Webhooks error handling and limitations
Webhooks have certain limitations. If your system’s API has different requirements, you can set the target to be:
- A function, such as AWS Lambda, Google Cloud Functions, or Azure Functions, which can then call the third-party API
- An iPaaS platform, such as Zapier or Workato, which can then call the third-party API.
HTTP response codes
Stedi considers a 2xx
response a success, and marks any other response as a failure.
Stedi retries events associated with status codes other than 2xx
for up to 4 times with a 90 second wait period inbetween retries.
If the maximum number of retries has been exhausted, Stedi adds the event to the error queue for the webhook.
You can set the Concurrency when configuring the webhook to prevent throttling. This setting determines the maximum number of deliveries that Stedi will attempt to deliver to the endpoint at one time.
Timeouts
The target endpoint must respond with a 2xx
status code within 5 seconds, or the event will be counted as a failed delivery.
Because of this timeout limitation, we recommend designing your webhook endpoints to immediately acknowledge receipt with a 2xx
response, then process the data asynchronously. See Best practices for webhook endpoints.
Retries and duplicate deliveries
When a delivery fails, Stedi will retry up to 4 times every 90 seconds. After the fifth retry, Stedi moves the event to the error queue.
If your webhook doesn’t respond within 5 seconds, Stedi marks that as a failure and then automatically retries. This can result in duplicate deliveries.
Error queue
Each webhook includes an error queue. Each item in the queue consists of the original event that was attempted to be delivered. This ensures if the target service has some downtime, or anything else goes wrong, the missed events can be retried later. The error queue retains items for 14 days.
The order of the error queue is not guaranteed. The downstream service must be designed to be idempotent to handle at-least-once delivery of events, and must accept events out of order.
Logs
To view logs, click the webhook to go to its detail page, and then navigate to the Logs tab.
Deauthorized connections
If a webhook sends a message to an endpoint that returns a 401 (Unauthorized) response, the destination will be ‘deauthorized’. In this state, the webhook won’t be able to deliver messages.
If there is an issue with your authentication information (such as the password, API key, or OAuth settings), edit the webhook to fix it.
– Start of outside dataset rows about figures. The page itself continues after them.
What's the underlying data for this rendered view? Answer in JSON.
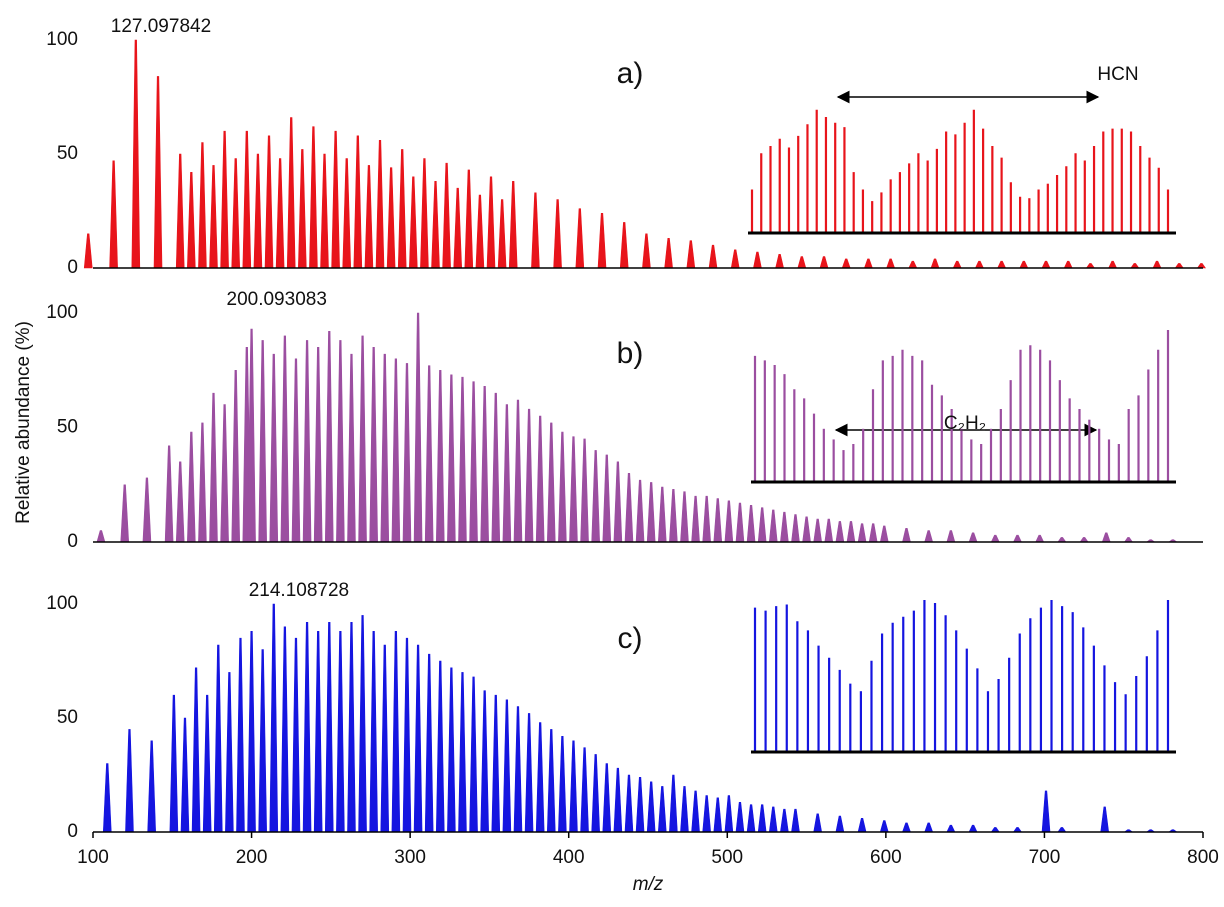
{
  "chart_data": [
    {
      "type": "spectrum",
      "label": "a)",
      "color": "#e8141b",
      "xlim": [
        100,
        800
      ],
      "ylim": [
        0,
        100
      ],
      "yticks": [
        0,
        50,
        100
      ],
      "annotation": {
        "label": "127.097842",
        "value": 127.097842
      },
      "x": [
        97,
        113,
        127,
        141,
        155,
        162,
        169,
        176,
        183,
        190,
        197,
        204,
        211,
        218,
        225,
        232,
        239,
        246,
        253,
        260,
        267,
        274,
        281,
        288,
        295,
        302,
        309,
        316,
        323,
        330,
        337,
        344,
        351,
        358,
        365,
        379,
        393,
        407,
        421,
        435,
        449,
        463,
        477,
        491,
        505,
        519,
        533,
        547,
        561,
        575,
        589,
        603,
        617,
        631,
        645,
        659,
        673,
        687,
        701,
        715,
        729,
        743,
        757,
        771,
        785,
        799
      ],
      "values": [
        15,
        47,
        100,
        84,
        50,
        42,
        55,
        45,
        60,
        48,
        60,
        50,
        58,
        48,
        66,
        52,
        62,
        50,
        60,
        48,
        58,
        45,
        56,
        44,
        52,
        40,
        48,
        38,
        46,
        35,
        43,
        32,
        40,
        30,
        38,
        33,
        30,
        26,
        24,
        20,
        15,
        13,
        12,
        10,
        8,
        7,
        6,
        5,
        5,
        4,
        4,
        4,
        3,
        4,
        3,
        3,
        3,
        3,
        3,
        3,
        2,
        3,
        2,
        3,
        2,
        2
      ],
      "inset": {
        "annotation": "HCN",
        "values": [
          30,
          55,
          60,
          65,
          59,
          67,
          75,
          85,
          80,
          76,
          73,
          42,
          30,
          22,
          28,
          37,
          42,
          48,
          55,
          50,
          58,
          70,
          68,
          76,
          85,
          72,
          60,
          52,
          35,
          25,
          24,
          30,
          34,
          40,
          46,
          55,
          50,
          60,
          70,
          72,
          72,
          70,
          60,
          52,
          45,
          30
        ]
      }
    },
    {
      "type": "spectrum",
      "label": "b)",
      "color": "#9b4ea0",
      "xlim": [
        100,
        800
      ],
      "ylim": [
        0,
        100
      ],
      "yticks": [
        0,
        50,
        100
      ],
      "ylabel": "Relative abundance (%)",
      "annotation": {
        "label": "200.093083",
        "value": 200.093083
      },
      "x": [
        105,
        120,
        134,
        148,
        155,
        162,
        169,
        176,
        183,
        190,
        197,
        200,
        207,
        214,
        221,
        228,
        235,
        242,
        249,
        256,
        263,
        270,
        277,
        284,
        291,
        298,
        305,
        312,
        319,
        326,
        333,
        340,
        347,
        354,
        361,
        368,
        375,
        382,
        389,
        396,
        403,
        410,
        417,
        424,
        431,
        438,
        445,
        452,
        459,
        466,
        473,
        480,
        487,
        494,
        501,
        508,
        515,
        522,
        529,
        536,
        543,
        550,
        557,
        564,
        571,
        578,
        585,
        592,
        599,
        613,
        627,
        641,
        655,
        669,
        683,
        697,
        711,
        725,
        739,
        753,
        767,
        781
      ],
      "values": [
        5,
        25,
        28,
        42,
        35,
        48,
        52,
        65,
        60,
        75,
        85,
        93,
        88,
        82,
        90,
        80,
        88,
        85,
        92,
        88,
        82,
        90,
        85,
        82,
        80,
        78,
        100,
        77,
        75,
        73,
        72,
        70,
        68,
        65,
        60,
        62,
        58,
        55,
        52,
        48,
        46,
        45,
        40,
        38,
        35,
        30,
        27,
        26,
        24,
        23,
        22,
        20,
        20,
        19,
        18,
        17,
        16,
        15,
        14,
        13,
        12,
        11,
        10,
        10,
        9,
        9,
        8,
        8,
        7,
        6,
        5,
        5,
        4,
        3,
        3,
        3,
        2,
        2,
        4,
        2,
        1,
        1
      ],
      "inset": {
        "annotation": "C₂H₂",
        "values": [
          83,
          80,
          77,
          71,
          61,
          55,
          45,
          35,
          28,
          21,
          25,
          35,
          61,
          80,
          83,
          87,
          83,
          80,
          64,
          57,
          48,
          35,
          28,
          25,
          35,
          48,
          67,
          87,
          90,
          87,
          80,
          67,
          55,
          48,
          41,
          35,
          28,
          25,
          48,
          57,
          74,
          87,
          100
        ]
      }
    },
    {
      "type": "spectrum",
      "label": "c)",
      "color": "#1515e0",
      "xlim": [
        100,
        800
      ],
      "ylim": [
        0,
        100
      ],
      "yticks": [
        0,
        50,
        100
      ],
      "xticks": [
        100,
        200,
        300,
        400,
        500,
        600,
        700,
        800
      ],
      "xlabel": "m/z",
      "annotation": {
        "label": "214.108728",
        "value": 214.108728
      },
      "x": [
        109,
        123,
        137,
        151,
        158,
        165,
        172,
        179,
        186,
        193,
        200,
        207,
        214,
        221,
        228,
        235,
        242,
        249,
        256,
        263,
        270,
        277,
        284,
        291,
        298,
        305,
        312,
        319,
        326,
        333,
        340,
        347,
        354,
        361,
        368,
        375,
        382,
        389,
        396,
        403,
        410,
        417,
        424,
        431,
        438,
        445,
        452,
        459,
        466,
        473,
        480,
        487,
        494,
        501,
        508,
        515,
        522,
        529,
        536,
        543,
        557,
        571,
        585,
        599,
        613,
        627,
        641,
        655,
        669,
        683,
        701,
        711,
        738,
        753,
        767,
        781
      ],
      "values": [
        30,
        45,
        40,
        60,
        50,
        72,
        60,
        82,
        70,
        85,
        88,
        80,
        100,
        90,
        85,
        92,
        88,
        92,
        88,
        92,
        95,
        88,
        82,
        88,
        85,
        82,
        78,
        75,
        72,
        70,
        68,
        62,
        60,
        58,
        55,
        52,
        48,
        45,
        42,
        40,
        37,
        34,
        30,
        28,
        25,
        24,
        22,
        20,
        25,
        20,
        18,
        16,
        15,
        16,
        13,
        12,
        12,
        11,
        10,
        10,
        8,
        7,
        6,
        5,
        4,
        4,
        3,
        3,
        2,
        2,
        18,
        2,
        11,
        1,
        1,
        1
      ],
      "inset": {
        "values": [
          95,
          93,
          96,
          97,
          86,
          80,
          70,
          62,
          54,
          45,
          40,
          60,
          78,
          85,
          89,
          93,
          100,
          98,
          90,
          80,
          68,
          55,
          40,
          48,
          62,
          78,
          88,
          95,
          100,
          96,
          92,
          82,
          70,
          57,
          46,
          38,
          50,
          63,
          80,
          100
        ]
      }
    }
  ]
}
If the authentication information is correct, and there was a different reason for the endpoint returning a 401, you can try again by adding a temporary header. For example, x-stedi-reauthorize
with today’s date as a value. When you save, the webhook will attempt to deliver again. This header can be removed later. Editing the value of a header will also restart deliveries.
You will likely have a queue of messages to deliver, so Stedi will automatically start retrying them after you make this change. If the endpoint is still returning an invalid response, the webhook will return to Deauthorized
.
Best practices for webhook endpoints
When creating endpoints to receive webhooks from Stedi, we recommend the following architecture:
- Acknowledge first, process later: Design your endpoint to immediately return a
2xx
status code to acknowledge receipt, then process the payload asynchronously. - Store payloads for processing: Capture the webhook data in a queue, database, or other storage mechanism before processing.
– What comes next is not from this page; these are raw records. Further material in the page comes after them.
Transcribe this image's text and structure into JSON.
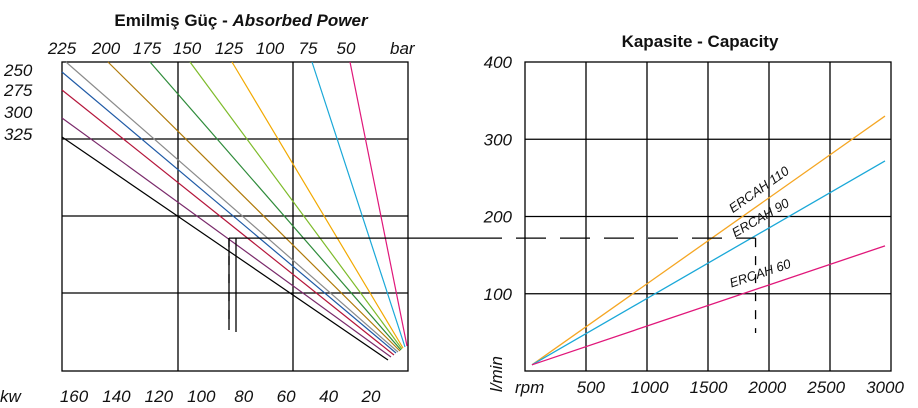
{
  "chart_data": [
    {
      "type": "line",
      "title": "Emilmiş Güç - ",
      "title_italic": "Absorbed Power",
      "xlabel": "kw",
      "top_axis_unit": "bar",
      "x_ticks": [
        "160",
        "140",
        "120",
        "100",
        "80",
        "60",
        "40",
        "20"
      ],
      "top_ticks": [
        "225",
        "200",
        "175",
        "150",
        "125",
        "100",
        "75",
        "50"
      ],
      "left_ticks": [
        "250",
        "275",
        "300",
        "325"
      ],
      "xlim": [
        175,
        0
      ],
      "grid": true,
      "series_colors": [
        "#000000",
        "#7a2a6b",
        "#b5163b",
        "#8b8b8b",
        "#b07a0a",
        "#2e8b3a",
        "#7dbb2a",
        "#f2a900",
        "#1aa8d8",
        "#e0177a"
      ]
    },
    {
      "type": "line",
      "title": "Kapasite - Capacity",
      "xlabel": "rpm",
      "ylabel": "l/min",
      "x_ticks": [
        "500",
        "1000",
        "1500",
        "2000",
        "2500",
        "3000"
      ],
      "y_ticks": [
        "100",
        "200",
        "300",
        "400"
      ],
      "xlim": [
        0,
        3000
      ],
      "ylim": [
        0,
        400
      ],
      "grid": true,
      "series": [
        {
          "name": "ERCAH 110",
          "color": "#f5a623",
          "x": [
            0,
            3000
          ],
          "y": [
            8,
            330
          ]
        },
        {
          "name": "ERCAH 90",
          "color": "#1aa8d8",
          "x": [
            0,
            3000
          ],
          "y": [
            8,
            272
          ]
        },
        {
          "name": "ERCAH 60",
          "color": "#e0177a",
          "x": [
            0,
            3000
          ],
          "y": [
            8,
            162
          ]
        }
      ],
      "example_reading": {
        "rpm": 1900,
        "flow": 172
      }
    }
  ]
}
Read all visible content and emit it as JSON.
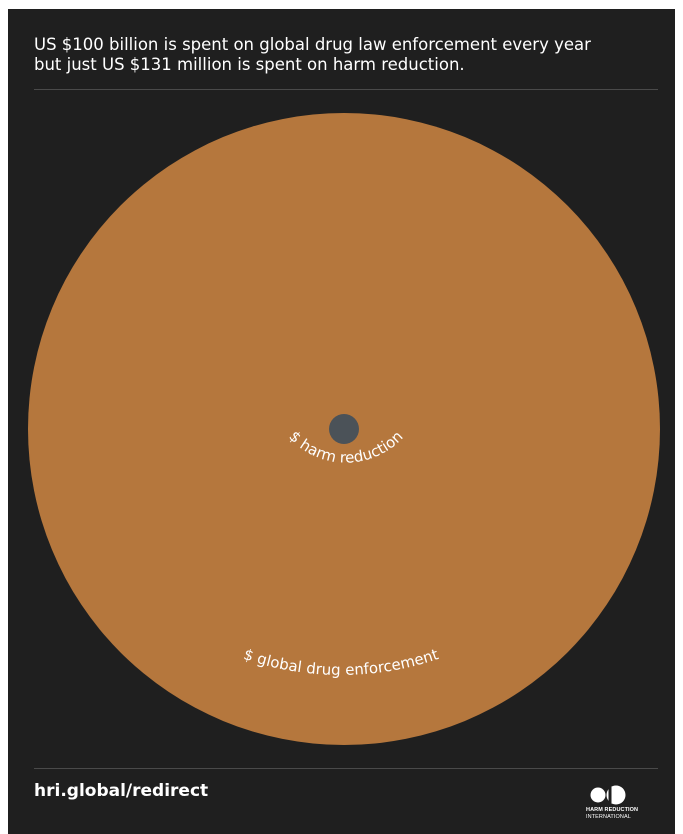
{
  "headline": {
    "line1": "US $100 billion is spent on global drug law enforcement every year",
    "line2": "but just US $131 million is spent on harm reduction."
  },
  "chart_data": {
    "type": "proportional-area-circles",
    "series": [
      {
        "name": "$ global drug enforcement",
        "value": 100000000000,
        "unit": "USD",
        "color": "#b5773d"
      },
      {
        "name": "$ harm reduction",
        "value": 131000000,
        "unit": "USD",
        "color": "#4b5258"
      }
    ]
  },
  "footer": {
    "url": "hri.global/redirect",
    "logo_line1": "HARM REDUCTION",
    "logo_line2": "INTERNATIONAL"
  },
  "colors": {
    "background": "#1f1f1f",
    "enforcement": "#b5773d",
    "harm_reduction": "#4b5258",
    "text": "#ffffff"
  }
}
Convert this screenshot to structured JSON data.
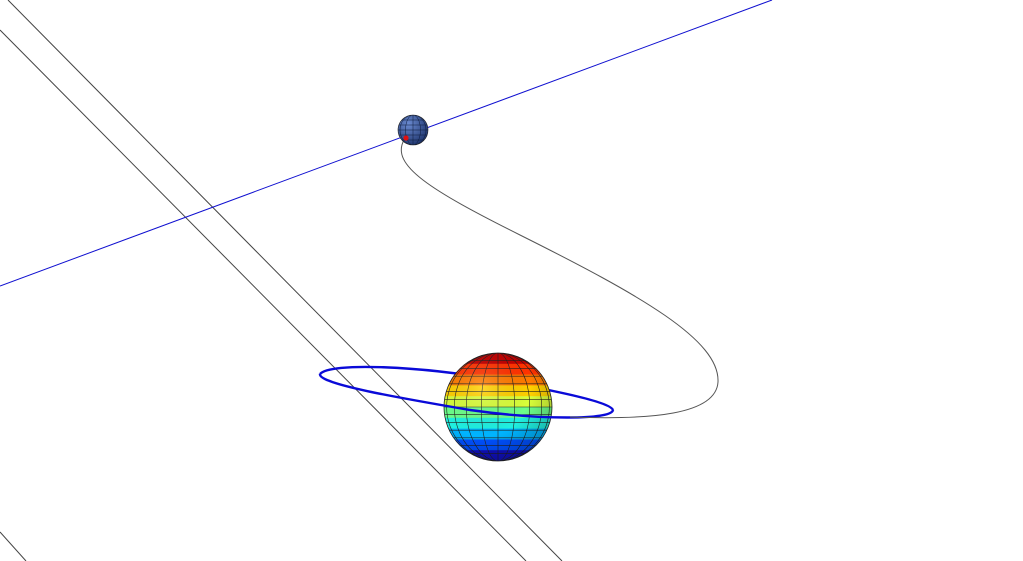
{
  "scene": {
    "background": "#ffffff",
    "colors": {
      "reference_line": "#444444",
      "trajectory": "#555555",
      "direction_line": "#1010d0",
      "orbit_ring": "#0a0ad8",
      "small_body": "#2a4a8a",
      "small_body_marker": "#e01010",
      "mesh_grid": "#202020"
    },
    "large_body_colormap": [
      "#c00000",
      "#ff3300",
      "#ff7a00",
      "#ffd000",
      "#d9ff3a",
      "#6cff8a",
      "#20f0e0",
      "#00b4ff",
      "#0050ff",
      "#1010c0"
    ],
    "icons": {
      "large_body": "colormap-sphere-icon",
      "small_body": "small-sphere-icon"
    }
  }
}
- Process asynchronously: Handle the actual business logic in a separate process or worker after acknowledging receipt.
- Implement idempotency: Use idempotency keys from the event payload to prevent duplicate processing.
- Store the
eventId
from each webhook payload in your database - Before processing an incoming webhook, check if its
eventId
has already been processed - Design operations to be idempotent, ensuring that processing the same event multiple times doesn’t cause issues (e.g., avoid incrementing counters on each processing attempt)
- Store the
This architecture prevents timeouts, handles potential duplicate deliveries, and allows you to process high volumes of events.